I was shocked by seeing some of those statistics. Do I feel comfortable that only three people are actively contributing 50% of the current code contributions to the blog software this post appears on? Or that one person writes most of my preferred version control platform. Am I willing to trust my business to that? And of course we know that state security agencies have NEVER asked free and open source developers to compromise security.

How do we avert a tragedy?

The first issue is that we need to be aware of the risk. Many of us see the incredible platforms out there and simply trust that the people who wrote them knew best and are going to continue to provide us with great software. As one of my favorite authors quipped in his novel, TANSTAAFL.

“Gospodin,” he said presently, “you used an odd word earlier–odd to me, I mean…”

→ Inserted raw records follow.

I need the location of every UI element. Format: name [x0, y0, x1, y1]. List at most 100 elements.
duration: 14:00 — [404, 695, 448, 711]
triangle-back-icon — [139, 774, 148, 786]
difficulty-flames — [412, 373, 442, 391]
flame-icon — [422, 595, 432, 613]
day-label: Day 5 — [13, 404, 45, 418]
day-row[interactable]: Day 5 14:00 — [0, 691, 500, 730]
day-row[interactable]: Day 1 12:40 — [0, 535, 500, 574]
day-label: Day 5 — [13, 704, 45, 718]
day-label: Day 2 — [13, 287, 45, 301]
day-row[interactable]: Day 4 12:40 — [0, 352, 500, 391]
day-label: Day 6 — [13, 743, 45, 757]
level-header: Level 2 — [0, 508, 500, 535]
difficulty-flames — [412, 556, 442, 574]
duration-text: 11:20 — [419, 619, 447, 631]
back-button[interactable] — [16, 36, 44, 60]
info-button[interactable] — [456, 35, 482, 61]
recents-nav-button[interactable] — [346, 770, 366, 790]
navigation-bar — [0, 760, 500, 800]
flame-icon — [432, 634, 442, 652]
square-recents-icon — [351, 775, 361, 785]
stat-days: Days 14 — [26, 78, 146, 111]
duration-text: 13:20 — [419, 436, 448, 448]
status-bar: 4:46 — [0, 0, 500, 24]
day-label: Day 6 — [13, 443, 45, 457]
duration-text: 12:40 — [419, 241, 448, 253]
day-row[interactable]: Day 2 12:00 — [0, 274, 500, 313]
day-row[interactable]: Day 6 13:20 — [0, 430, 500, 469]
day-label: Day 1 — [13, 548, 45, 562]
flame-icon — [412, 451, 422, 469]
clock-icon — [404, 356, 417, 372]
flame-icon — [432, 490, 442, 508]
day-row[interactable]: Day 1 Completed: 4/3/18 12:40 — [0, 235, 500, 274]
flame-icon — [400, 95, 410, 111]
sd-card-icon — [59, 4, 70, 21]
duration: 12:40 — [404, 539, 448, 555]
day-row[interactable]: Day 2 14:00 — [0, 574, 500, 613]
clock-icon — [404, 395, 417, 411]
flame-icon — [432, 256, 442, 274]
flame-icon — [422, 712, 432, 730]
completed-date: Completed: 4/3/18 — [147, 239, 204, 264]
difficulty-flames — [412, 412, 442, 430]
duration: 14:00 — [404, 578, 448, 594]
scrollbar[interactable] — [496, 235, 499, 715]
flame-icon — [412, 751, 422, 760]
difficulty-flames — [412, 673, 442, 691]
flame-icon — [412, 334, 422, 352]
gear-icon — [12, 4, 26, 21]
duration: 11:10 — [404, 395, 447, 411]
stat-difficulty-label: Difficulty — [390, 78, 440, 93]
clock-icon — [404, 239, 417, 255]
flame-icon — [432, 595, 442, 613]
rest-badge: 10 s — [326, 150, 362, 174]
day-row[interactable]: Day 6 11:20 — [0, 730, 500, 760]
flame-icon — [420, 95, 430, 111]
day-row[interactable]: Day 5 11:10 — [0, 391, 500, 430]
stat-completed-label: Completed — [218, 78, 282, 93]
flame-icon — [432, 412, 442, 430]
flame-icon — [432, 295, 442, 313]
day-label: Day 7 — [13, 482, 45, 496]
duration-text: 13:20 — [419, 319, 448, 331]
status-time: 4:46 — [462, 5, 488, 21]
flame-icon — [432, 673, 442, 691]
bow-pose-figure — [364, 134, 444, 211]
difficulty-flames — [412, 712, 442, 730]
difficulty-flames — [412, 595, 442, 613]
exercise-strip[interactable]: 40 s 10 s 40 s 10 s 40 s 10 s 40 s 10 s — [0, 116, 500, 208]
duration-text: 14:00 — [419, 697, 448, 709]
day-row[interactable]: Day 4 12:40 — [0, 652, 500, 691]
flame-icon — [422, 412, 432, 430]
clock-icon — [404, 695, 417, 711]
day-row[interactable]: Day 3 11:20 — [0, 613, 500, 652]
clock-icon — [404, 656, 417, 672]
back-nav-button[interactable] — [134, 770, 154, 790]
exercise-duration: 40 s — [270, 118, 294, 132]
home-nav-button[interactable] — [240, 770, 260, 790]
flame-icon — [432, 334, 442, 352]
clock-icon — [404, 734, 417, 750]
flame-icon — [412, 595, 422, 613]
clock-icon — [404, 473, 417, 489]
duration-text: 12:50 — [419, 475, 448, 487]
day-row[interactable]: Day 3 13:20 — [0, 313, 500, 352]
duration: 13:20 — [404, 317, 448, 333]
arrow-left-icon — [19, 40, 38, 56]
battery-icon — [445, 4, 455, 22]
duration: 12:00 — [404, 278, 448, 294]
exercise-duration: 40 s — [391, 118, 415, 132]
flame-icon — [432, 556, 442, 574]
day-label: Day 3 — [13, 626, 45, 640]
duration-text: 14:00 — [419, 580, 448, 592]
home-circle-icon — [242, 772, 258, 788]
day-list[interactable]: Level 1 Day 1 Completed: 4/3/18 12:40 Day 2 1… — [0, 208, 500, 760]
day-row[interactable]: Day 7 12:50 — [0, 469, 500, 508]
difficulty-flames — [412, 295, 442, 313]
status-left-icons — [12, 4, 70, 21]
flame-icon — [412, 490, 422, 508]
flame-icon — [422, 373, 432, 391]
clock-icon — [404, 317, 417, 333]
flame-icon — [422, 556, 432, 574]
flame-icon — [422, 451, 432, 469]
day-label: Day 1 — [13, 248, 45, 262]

“Oh, ‘tanstaafl.’ Means ~There ain’t no such thing as a free lunch.’ And isn’t,” I added, pointing to a FREE LUNCH sign across room, “or these drinks would cost half as much. Was reminding her that anything free costs twice as much in long run or turns out worthless.”

“An interesting philosophy.”

“Not philosophy, fact. One way or other, what you get, you pay for.”

I am not advocating for paying for every piece of software or needing to contribute to every open source project in existence, but I’ll leave you with this question. What are you doing to avert a tragedy of the free and open source commons? And if you aren’t, then who will?


7 responses to “Risk of the Commons

  • niq

    You haven’t linked to any details of the “pony factor” definition and methodology. I’m not so much shocked as incredulous when I see nginx (whose dev list I’ve followed for some time) shown as having a pony factor of just 1, and I daresay the same might apply to other projects. I suspect it is in part an artifact of how a community is structured: for example, how do you count developers who contribute via regular git pull requests?

  • Eli Cummings

    Your comment that one only needs to look at the environment as a metaphor for open source is right on the money. What we find of course is that it is business that is the primary agent in depletion. While true that consumers are the terminal point in depletion it is unrealistic to expect consumers to be fully aware of all the processes that go into the products they consume.

    Your article highlights the common ethic of all business and that ethic centers around minimizing costs to maximize profit. I think it is not crazy to say that this ethic which is not new is operating at an unsustainable scale.

    Any time behavior is subordinated to single principle, the end result is distortion and corruption.

    It is not so much that one can expect such an ethic to not exist it is that quantitative difference leads to qualitative difference.

    What you have outlined is not unique to open source. Using it as an example, we must wonder what will be the result of the business principle at a global scale where all other principles are placed in subservience to it?

    No doubt we will find out.

  • Thomas Koch

    It may sound strange in the ears of an american, but you’re describing a basic problem with capitalism. The solution already exists: There must be a state that represents the interests of the commons and spends tax money for it.

    Free markets won’t do anything for the commons.

    Free markets are ok for the scale of restaurants so that we can choose where to go for lunch.

  • Niclas Hedhman

    Isn’t the issue the 50% commit volume? On many projects, the initial person is still active, and all the bulk of the legacy code is attributed to 1 or 2 people.
    I think it would be more interesting to go to 90% of commit volume.
    Or, even just look at the commit volume over the last 2 years and tak 70-90% on that.